Resisting Beijing’s pressure

Ms Tsai’s message has helped her approval ratings soar.

Beijing has also made it easy for her – by stepping up military, political and economic pressure. The turmoil in Hong Kong and China’s policies in its Muslim-populated Xinjiang region have further worried Taiwanese people.

To Ms Tsai’s supporters, especially people who favour Taiwan’s formal independence, she is doing the right thing by not bowing to Beijing’s pressure and accepting the 1992 Consensus, China’s condition for good relations.

By accepting it, she would be linking Taiwan’s future to mainland China. Her party favours formal independence for the island, which has been ruled separately since the end of the Chinese civil war in 1949.

To her critics, she is making relations with China unnecessarily tense, and threatening Taiwan’s stability and prosperity.
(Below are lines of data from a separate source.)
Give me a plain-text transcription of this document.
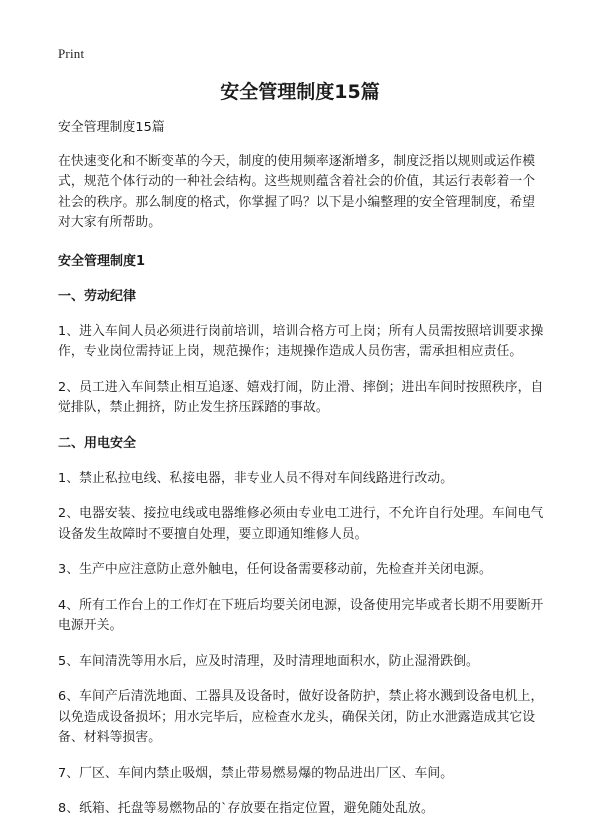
Print
安全管理制度15篇

安全管理制度15篇

在快速变化和不断变革的今天，制度的使用频率逐渐增多，制度泛指以规则或运作模式，规范个体行动的一种社会结构。这些规则蕴含着社会的价值，其运行表彰着一个社会的秩序。那么制度的格式，你掌握了吗？以下是小编整理的安全管理制度，希望对大家有所帮助。

安全管理制度1
一、劳动纪律

1、进入车间人员必须进行岗前培训，培训合格方可上岗；所有人员需按照培训要求操作，专业岗位需持证上岗，规范操作；违规操作造成人员伤害，需承担相应责任。

2、员工进入车间禁止相互追逐、嬉戏打闹，防止滑、摔倒；进出车间时按照秩序，自觉排队，禁止拥挤，防止发生挤压踩踏的事故。

二、用电安全

1、禁止私拉电线、私接电器，非专业人员不得对车间线路进行改动。

2、电器安装、接拉电线或电器维修必须由专业电工进行，不允许自行处理。车间电气设备发生故障时不要擅自处理，要立即通知维修人员。

3、生产中应注意防止意外触电，任何设备需要移动前，先检查并关闭电源。

4、所有工作台上的工作灯在下班后均要关闭电源，设备使用完毕或者长期不用要断开电源开关。

5、车间清洗等用水后，应及时清理，及时清理地面积水，防止湿滑跌倒。

6、车间产后清洗地面、工器具及设备时，做好设备防护，禁止将水溅到设备电机上，以免造成设备损坏；用水完毕后，应检查水龙头，确保关闭，防止水泄露造成其它设备、材料等损害。

7、厂区、车间内禁止吸烟，禁止带易燃易爆的物品进出厂区、车间。

8、纸箱、托盘等易燃物品的`存放要在指定位置，避免随处乱放。
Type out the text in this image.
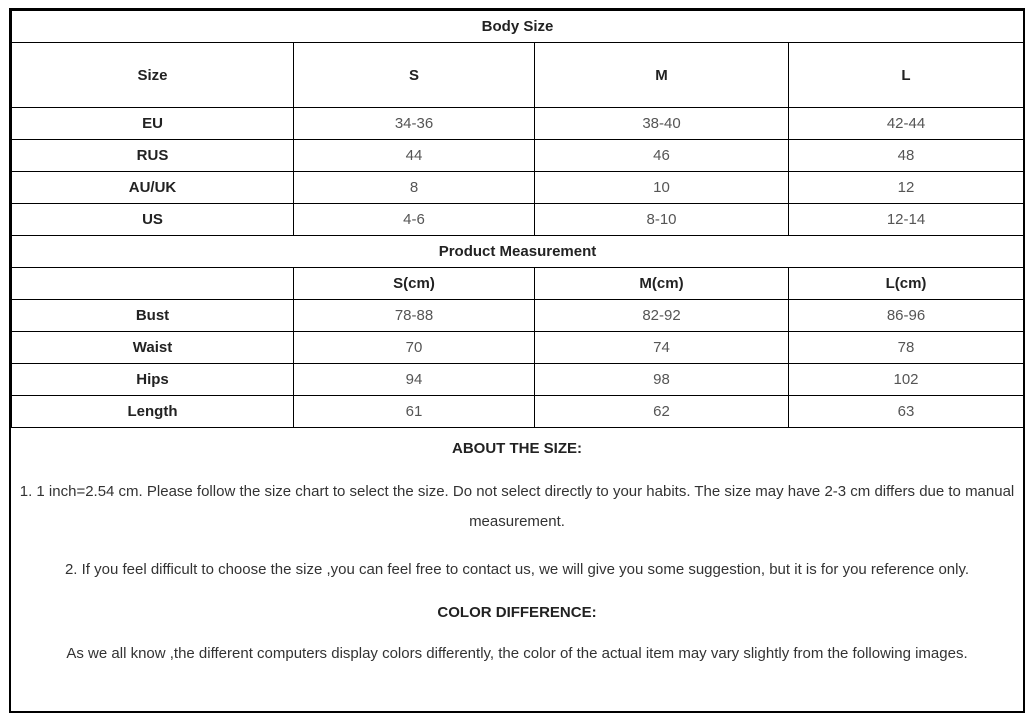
Body Size			
Size	S	M	L
EU	34-36	38-40	42-44
RUS	44	46	48
AU/UK	8	10	12
US	4-6	8-10	12-14
Product Measurement			
	S(cm)	M(cm)	L(cm)
Bust	78-88	82-92	86-96
Waist	70	74	78
Hips	94	98	102
Length	61	62	63
ABOUT THE SIZE:

1. 1 inch=2.54 cm. Please follow the size chart to select the size. Do not select directly to your habits. The size may have 2-3 cm differs due to manual measurement.

2. If you feel difficult to choose the size ,you can feel free to contact us, we will give you some suggestion, but it is for you reference only.

COLOR DIFFERENCE:

As we all know ,the different computers display colors differently, the color of the actual item may vary slightly from the following images.
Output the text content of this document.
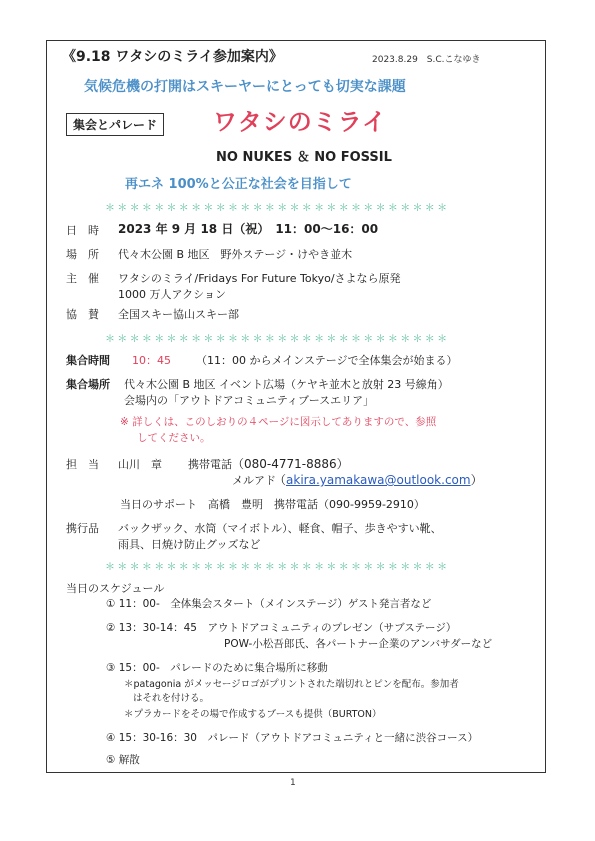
《9.18 ワタシのミライ参加案内》	2023.8.29　S.C.こなゆき
気候危機の打開はスキーヤーにとっても切実な課題
集会とパレード ワタシのミライ
NO NUKES ＆ NO FOSSIL
再エネ 100%と公正な社会を目指して
＊＊＊＊＊＊＊＊＊＊＊＊＊＊＊＊＊＊＊＊＊＊＊＊＊＊＊＊
日　時 2023 年 9 月 18 日（祝）　11：00～16：00
場　所 代々木公園 B 地区　野外ステージ・けやき並木
主　催 ワタシのミライ/Fridays For Future Tokyo/さよなら原発
1000 万人アクション
協　賛 全国スキー協山スキー部
＊＊＊＊＊＊＊＊＊＊＊＊＊＊＊＊＊＊＊＊＊＊＊＊＊＊＊＊
集合時間 10：45 （11：00 からメインステージで全体集会が始まる）
集合場所 代々木公園 B 地区 イベント広場（ケヤキ並木と放射 23 号線角）
会場内の「アウトドアコミュニティブースエリア」
※ 詳しくは、このしおりの４ページに図示してありますので、参照
してください。
担　当 山川　章 携帯電話 （080-4771-8886）
メルアド
（akira.yamakawa@outlook.com）
当日のサポート　高橋　豊明　携帯電話（090-9959-2910）
携行品 バックザック、水筒（マイボトル）、軽食、帽子、歩きやすい靴、
雨具、日焼け防止グッズなど
＊＊＊＊＊＊＊＊＊＊＊＊＊＊＊＊＊＊＊＊＊＊＊＊＊＊＊＊
当日のスケジュール
① 11：00-　全体集会スタート（メインステージ）ゲスト発言者など
② 13：30-14：45　アウトドアコミュニティのプレゼン（サブステージ）
POW-小松吾郎氏、各パートナー企業のアンバサダーなど
③ 15：00-　パレードのために集合場所に移動
＊patagonia がメッセージロゴがプリントされた端切れとピンを配布。参加者
はそれを付ける。
＊プラカードをその場で作成するブースも提供（BURTON）
④ 15：30-16：30　パレード（アウトドアコミュニティと一緒に渋谷コース）
⑤ 解散
1
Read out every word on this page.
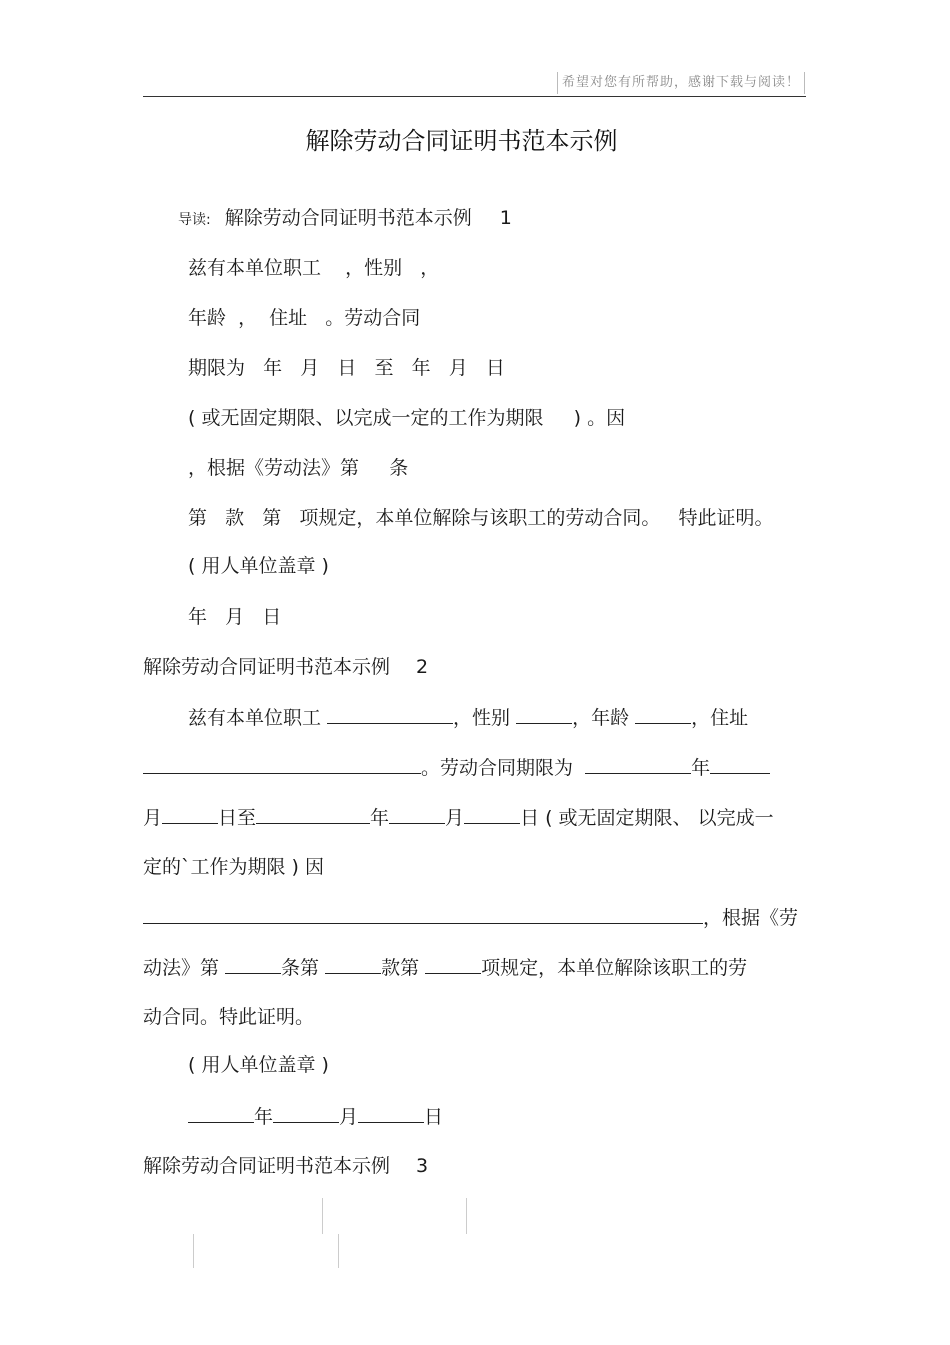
希望对您有所帮助，感谢下载与阅读！
解除劳动合同证明书范本示例
导读: 解除劳动合同证明书范本示例 1
兹有本单位职工    ，性别   ，
年龄  ，  住址   。劳动合同
期限为   年   月   日   至   年   月   日
( 或无固定期限、以完成一定的工作为期限     ) 。因
，根据《劳动法》第     条
第   款   第   项规定，本单位解除与该职工的劳动合同。   特此证明。
( 用人单位盖章 )
年   月   日
解除劳动合同证明书范本示例 2
兹有本单位职工	，性别	，年龄	，住址
。劳动合同期限为	年
月	日至	年	月	日 ( 或无固定期限、 以完成一
定的`工作为期限 ) 因
，根据《劳
动法》第	条第	款第	项规定，本单位解除该职工的劳
动合同。特此证明。
( 用人单位盖章 )
年	月	日
解除劳动合同证明书范本示例 3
They see the 1992 Consensus as the best solution so far; they don’t believe accepting it would bind Taiwan to unifying with mainland China, seeing her rejection of it as a way to scare voters about China so they will vote for her and eventually push for formal independence – when polls show a majority of Taiwanese favour the status quo.

What about the economy?

An unimpressive economic performance highlights just how important the tumultuous politics with China has been in boosting her chances.

Minimum wage, investments and stocks have risen. But exports have fallen and average GDP growth in her first term – around 2.7% – is lower than that under her predecessor’s first term, even though he had faced a global slowdown.

Average real monthly salary has increased slightly, but it’s the same as 16 years ago due to inflation – and it’s still the lowest among the four little Asian dragon economies.

Tourism, while up overall, is growing at a much slower pace compared to increases of 1 million visitors a year under Ms Tsai’s predecessor. Bad relations with China cost Taiwan 1.5 million Chinese tourists and US$1.5bn in tourism earnings in 2018, compared to 2015.

Meanwhile, 40% of Taiwan’s exports and most of its outward investments as well as expatriate workers still go to China, despite Ms Tsai’s vows to reduce reliance on the mainland.

The island has also signed few free trade agreements and is left out of regional free-trade groups.

President Tsai has boosted social services, including childcare and elderly care, and built more public housing but she, being a wealthy landowner herself, has not tackled a key cause of high housing prices and the wealth gap – a tax system that fails to adequately tax property investors.

So what is at stake?

The election will decide the future of China-Taiwan relations, and could affect Washington-Beijing ties and regional peace.

Unifying with Taiwan is a long-term goal for China’s leadership and it hasn’t given up the use of force to do so.

Some people in Ms Tsai’s party believe Beijing would have no choice but to talk to Tsai if she’s re-elected, but China could instead step up pressure to prevent Taiwan from straying further.

Washington, especially under President Donald Trump and a Congress worried about China’s growing competition and assertiveness, has been eager to support Ms Tsai, passing legislation to strengthen relations with Taiwan and selling it huge weapons packages.

But some analysts warn growing competition and confrontation between Beijing and Washington could turn Taiwan into a greater source of tension between the two superpowers.

Under Ms Tsai’s first term, the US has already tried to strengthen its military ties with Taiwan, including it as a partner in Washington’s Indo-Pacific strategy to balance China’s influence in the region.

That leaves many worried Ms Tsai may be allying Taiwan too closely to the US, while forsaking its relations with its biggest trade partner and security threat – China.